Con questo Cdm a Reggio Berlusconi cerca anche di far credere all'opinione pubblica che il problema mafia è connesso al fenomeno dell'immigrazione, continuando a insistere sull'interpretazione razzista dei fatti di Rosarno fornita dal fascio-leghista Maroni. Ed è per questo che dopo aver ascoltato compiaciuto il rapporto del ministro di polizia, che si è vantato di aver ridotto quasi a zero l'immigrazione clandestina grazie alla politica dei respingimenti in mare e agli accordi con Gheddafi, ha voluto sottolineare che "la riduzione degli extracomunitari in Italia significa meno forze che vanno a ingrossare le schiere dei criminali". Un'affermazione di brutale stampo razzista, che ha costretto perfino il segretario generale della Conferenza episcopale italiana, Mariano Crociata, a puntualizzare che "la percentuale della criminalità tra italiani e stranieri è analoga se non identica".

Borbottii, critiche e contestazioni
Se per Bersani il piano del governo "male non fa", a parte la frase razzista di Berlusconi sugli immigrati che - ha borbottato il segretario del PD - "ci mette fuori da qualsiasi contesto moderno", nettamente più critici sono i giudizi di altre persone che nella lotta alla mafia sono direttamente impegnate o lo sono state in passato: "Non vorrei che sia uno specchietto per le allodole", ha dichiarato Luigi Ciotti, fondatore delle associazioni Libera e Abele a proposito del piano antimafia del governo. "L'abbiamo sempre chiesta" ha aggiunto a proposito dell'Agenzia per i beni confiscati ai mafiosi, ma non vorremmo che diventi "un'agenzia immobiliare per vendere i beni confiscati". Un sospetto più che giustificato, visto che mentre con una mano il governo offre l'Agenzia con l'altra fa passare un emendamento alla Finanziaria che permette la messa all'asta dei beni confiscati in alternativa alla destinazione a scopi sociali.
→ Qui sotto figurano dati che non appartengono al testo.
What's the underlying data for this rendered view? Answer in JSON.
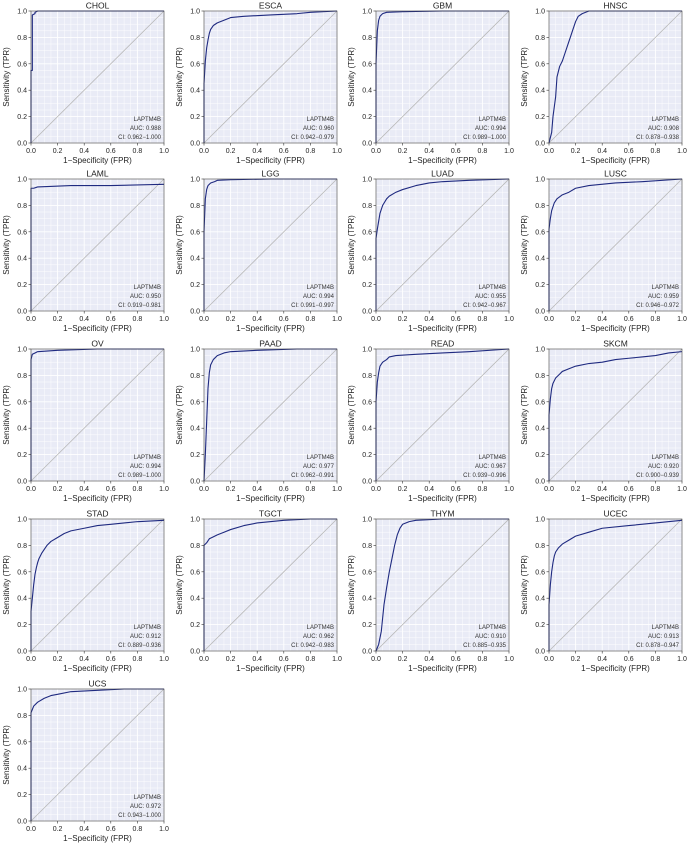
{
  "common": {
    "xlabel": "1−Specificity (FPR)",
    "ylabel": "Sensitivity (TPR)",
    "gene": "LAPTM4B",
    "xticks": [
      "0.0",
      "0.2",
      "0.4",
      "0.6",
      "0.8",
      "1.0"
    ],
    "yticks": [
      "0.0",
      "0.2",
      "0.4",
      "0.6",
      "0.8",
      "1.0"
    ],
    "colors": {
      "curve": "#1f2a80",
      "diagonal": "#b8b8b8",
      "panel_bg": "#e9ebf6",
      "grid": "#ffffff",
      "frame": "#444444"
    }
  },
  "chart_data": [
    {
      "type": "line",
      "title": "CHOL",
      "auc": "AUC: 0.988",
      "ci": "CI: 0.962−1.000",
      "xlim": [
        0,
        1
      ],
      "ylim": [
        0,
        1
      ],
      "x": [
        0,
        0,
        0.01,
        0.01,
        0.03,
        0.03,
        0.05,
        0.3,
        0.6,
        1
      ],
      "y": [
        0,
        0.55,
        0.55,
        0.97,
        0.98,
        0.99,
        1,
        1,
        1,
        1
      ]
    },
    {
      "type": "line",
      "title": "ESCA",
      "auc": "AUC: 0.960",
      "ci": "CI: 0.942−0.979",
      "xlim": [
        0,
        1
      ],
      "ylim": [
        0,
        1
      ],
      "x": [
        0,
        0,
        0.01,
        0.02,
        0.03,
        0.04,
        0.05,
        0.07,
        0.1,
        0.15,
        0.2,
        0.3,
        0.5,
        0.7,
        0.8,
        1
      ],
      "y": [
        0,
        0.45,
        0.62,
        0.72,
        0.78,
        0.83,
        0.86,
        0.89,
        0.91,
        0.93,
        0.95,
        0.96,
        0.97,
        0.98,
        0.99,
        1
      ]
    },
    {
      "type": "line",
      "title": "GBM",
      "auc": "AUC: 0.994",
      "ci": "CI: 0.989−1.000",
      "xlim": [
        0,
        1
      ],
      "ylim": [
        0,
        1
      ],
      "x": [
        0,
        0,
        0.01,
        0.02,
        0.03,
        0.05,
        0.08,
        0.2,
        0.5,
        1
      ],
      "y": [
        0,
        0.6,
        0.85,
        0.93,
        0.96,
        0.98,
        0.99,
        0.995,
        1,
        1
      ]
    },
    {
      "type": "line",
      "title": "HNSC",
      "auc": "AUC: 0.908",
      "ci": "CI: 0.878−0.938",
      "xlim": [
        0,
        1
      ],
      "ylim": [
        0,
        1
      ],
      "x": [
        0,
        0.02,
        0.03,
        0.05,
        0.06,
        0.08,
        0.1,
        0.12,
        0.14,
        0.16,
        0.18,
        0.2,
        0.22,
        0.25,
        0.3,
        0.5,
        1
      ],
      "y": [
        0,
        0.08,
        0.2,
        0.35,
        0.5,
        0.58,
        0.62,
        0.68,
        0.74,
        0.8,
        0.86,
        0.92,
        0.96,
        0.98,
        1,
        1,
        1
      ]
    },
    {
      "type": "line",
      "title": "LAML",
      "auc": "AUC: 0.950",
      "ci": "CI: 0.919−0.981",
      "xlim": [
        0,
        1
      ],
      "ylim": [
        0,
        1
      ],
      "x": [
        0,
        0,
        0.02,
        0.05,
        0.3,
        0.6,
        1
      ],
      "y": [
        0,
        0.93,
        0.93,
        0.94,
        0.95,
        0.95,
        0.96
      ]
    },
    {
      "type": "line",
      "title": "LGG",
      "auc": "AUC: 0.994",
      "ci": "CI: 0.991−0.997",
      "xlim": [
        0,
        1
      ],
      "ylim": [
        0,
        1
      ],
      "x": [
        0,
        0,
        0.01,
        0.02,
        0.03,
        0.05,
        0.08,
        0.1,
        0.2,
        0.5,
        1
      ],
      "y": [
        0,
        0.6,
        0.85,
        0.92,
        0.95,
        0.97,
        0.98,
        0.99,
        0.995,
        1,
        1
      ]
    },
    {
      "type": "line",
      "title": "LUAD",
      "auc": "AUC: 0.955",
      "ci": "CI: 0.942−0.967",
      "xlim": [
        0,
        1
      ],
      "ylim": [
        0,
        1
      ],
      "x": [
        0,
        0,
        0.01,
        0.02,
        0.03,
        0.05,
        0.08,
        0.1,
        0.15,
        0.2,
        0.3,
        0.4,
        0.5,
        0.7,
        1
      ],
      "y": [
        0,
        0.55,
        0.62,
        0.68,
        0.74,
        0.8,
        0.85,
        0.87,
        0.9,
        0.92,
        0.95,
        0.97,
        0.98,
        0.99,
        1
      ]
    },
    {
      "type": "line",
      "title": "LUSC",
      "auc": "AUC: 0.959",
      "ci": "CI: 0.946−0.972",
      "xlim": [
        0,
        1
      ],
      "ylim": [
        0,
        1
      ],
      "x": [
        0,
        0,
        0.01,
        0.02,
        0.04,
        0.06,
        0.1,
        0.15,
        0.2,
        0.3,
        0.5,
        0.7,
        1
      ],
      "y": [
        0,
        0.62,
        0.7,
        0.76,
        0.82,
        0.85,
        0.88,
        0.9,
        0.93,
        0.95,
        0.97,
        0.98,
        1
      ]
    },
    {
      "type": "line",
      "title": "OV",
      "auc": "AUC: 0.994",
      "ci": "CI: 0.989−1.000",
      "xlim": [
        0,
        1
      ],
      "ylim": [
        0,
        1
      ],
      "x": [
        0,
        0,
        0.01,
        0.03,
        0.05,
        0.2,
        0.5,
        1
      ],
      "y": [
        0,
        0.92,
        0.96,
        0.97,
        0.98,
        0.99,
        1,
        1
      ]
    },
    {
      "type": "line",
      "title": "PAAD",
      "auc": "AUC: 0.977",
      "ci": "CI: 0.962−0.991",
      "xlim": [
        0,
        1
      ],
      "ylim": [
        0,
        1
      ],
      "x": [
        0,
        0.01,
        0.02,
        0.03,
        0.04,
        0.05,
        0.07,
        0.1,
        0.15,
        0.2,
        0.4,
        0.7,
        1
      ],
      "y": [
        0,
        0.2,
        0.45,
        0.7,
        0.82,
        0.88,
        0.92,
        0.95,
        0.97,
        0.98,
        0.99,
        1,
        1
      ]
    },
    {
      "type": "line",
      "title": "READ",
      "auc": "AUC: 0.967",
      "ci": "CI: 0.939−0.996",
      "xlim": [
        0,
        1
      ],
      "ylim": [
        0,
        1
      ],
      "x": [
        0,
        0,
        0.01,
        0.02,
        0.03,
        0.05,
        0.08,
        0.1,
        0.15,
        0.3,
        0.5,
        0.7,
        1
      ],
      "y": [
        0,
        0.6,
        0.75,
        0.82,
        0.87,
        0.9,
        0.92,
        0.94,
        0.95,
        0.96,
        0.97,
        0.98,
        1
      ]
    },
    {
      "type": "line",
      "title": "SKCM",
      "auc": "AUC: 0.920",
      "ci": "CI: 0.900−0.939",
      "xlim": [
        0,
        1
      ],
      "ylim": [
        0,
        1
      ],
      "x": [
        0,
        0,
        0.01,
        0.02,
        0.03,
        0.05,
        0.08,
        0.1,
        0.15,
        0.2,
        0.3,
        0.4,
        0.5,
        0.6,
        0.7,
        0.8,
        0.9,
        1
      ],
      "y": [
        0,
        0.5,
        0.62,
        0.7,
        0.74,
        0.78,
        0.81,
        0.83,
        0.85,
        0.87,
        0.89,
        0.9,
        0.92,
        0.93,
        0.94,
        0.95,
        0.97,
        0.98
      ]
    },
    {
      "type": "line",
      "title": "STAD",
      "auc": "AUC: 0.912",
      "ci": "CI: 0.889−0.936",
      "xlim": [
        0,
        1
      ],
      "ylim": [
        0,
        1
      ],
      "x": [
        0,
        0,
        0.01,
        0.02,
        0.03,
        0.04,
        0.05,
        0.06,
        0.08,
        0.1,
        0.12,
        0.15,
        0.2,
        0.25,
        0.3,
        0.4,
        0.5,
        0.6,
        0.8,
        1
      ],
      "y": [
        0,
        0.3,
        0.4,
        0.5,
        0.58,
        0.63,
        0.67,
        0.7,
        0.74,
        0.77,
        0.8,
        0.83,
        0.86,
        0.89,
        0.91,
        0.93,
        0.95,
        0.96,
        0.98,
        0.99
      ]
    },
    {
      "type": "line",
      "title": "TGCT",
      "auc": "AUC: 0.962",
      "ci": "CI: 0.942−0.983",
      "xlim": [
        0,
        1
      ],
      "ylim": [
        0,
        1
      ],
      "x": [
        0,
        0,
        0.02,
        0.04,
        0.06,
        0.1,
        0.15,
        0.2,
        0.3,
        0.4,
        0.6,
        0.8,
        1
      ],
      "y": [
        0,
        0.8,
        0.82,
        0.85,
        0.86,
        0.88,
        0.9,
        0.92,
        0.95,
        0.97,
        0.99,
        1,
        1
      ]
    },
    {
      "type": "line",
      "title": "THYM",
      "auc": "AUC: 0.910",
      "ci": "CI: 0.885−0.935",
      "xlim": [
        0,
        1
      ],
      "ylim": [
        0,
        1
      ],
      "x": [
        0,
        0.02,
        0.04,
        0.05,
        0.06,
        0.08,
        0.1,
        0.12,
        0.14,
        0.16,
        0.18,
        0.2,
        0.25,
        0.3,
        0.5,
        0.7,
        1
      ],
      "y": [
        0,
        0.05,
        0.15,
        0.25,
        0.35,
        0.48,
        0.6,
        0.7,
        0.8,
        0.88,
        0.93,
        0.96,
        0.98,
        0.99,
        1,
        1,
        1
      ]
    },
    {
      "type": "line",
      "title": "UCEC",
      "auc": "AUC: 0.913",
      "ci": "CI: 0.878−0.947",
      "xlim": [
        0,
        1
      ],
      "ylim": [
        0,
        1
      ],
      "x": [
        0,
        0,
        0.01,
        0.02,
        0.03,
        0.04,
        0.05,
        0.07,
        0.1,
        0.15,
        0.2,
        0.3,
        0.4,
        0.6,
        0.8,
        1
      ],
      "y": [
        0,
        0.35,
        0.5,
        0.6,
        0.67,
        0.72,
        0.75,
        0.78,
        0.81,
        0.84,
        0.87,
        0.9,
        0.93,
        0.95,
        0.97,
        0.99
      ]
    },
    {
      "type": "line",
      "title": "UCS",
      "auc": "AUC: 0.972",
      "ci": "CI: 0.943−1.000",
      "xlim": [
        0,
        1
      ],
      "ylim": [
        0,
        1
      ],
      "x": [
        0,
        0,
        0.02,
        0.05,
        0.1,
        0.15,
        0.2,
        0.3,
        0.5,
        0.7,
        1
      ],
      "y": [
        0,
        0.82,
        0.87,
        0.9,
        0.93,
        0.95,
        0.96,
        0.98,
        0.99,
        1,
        1
      ]
    }
  ]
}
"Il governo utilizza le mafie e l'immigrazione per spot a buon mercato", ha ironizzato l'ex magistrato Luigi De Magistris, già titolare dell'inchiesta per corruzione "Why not". "Mentre il mondo giudiziario è in rivolta per il piano distruttivo che l'esecutivo sta portando avanti come un caterpillar a danno della Giustizia, ecco che oggi va in scena il teatrino del Cdm in Calabria".
Un teatrino che però non ha incantato le centinaia di manifestanti che hanno contestato Berlusconi e i suoi gerarchi davanti alla prefettura, sede del vertice di governo. Tra di essi, armati di striscioni, cartelli e bandiere, molti operai del porto di Gioia Tauro, dove sono a rischio migliaia di posti di lavoro, lavoratori Lsu, precari della scuola, rappresentanti della rete No ponte, della rete del Popolo viola e tanti altri. E si sono fatti sentire nonostante fossero tenuti ben a distanza dalla polizia e confinati davanti all'ingresso posteriore. Invece all'ingresso principale era stato ammesso il solito pullman di berlusconiani in viaggio premio per il rituale bagno di folla e foto d'ordinanza col neoduce.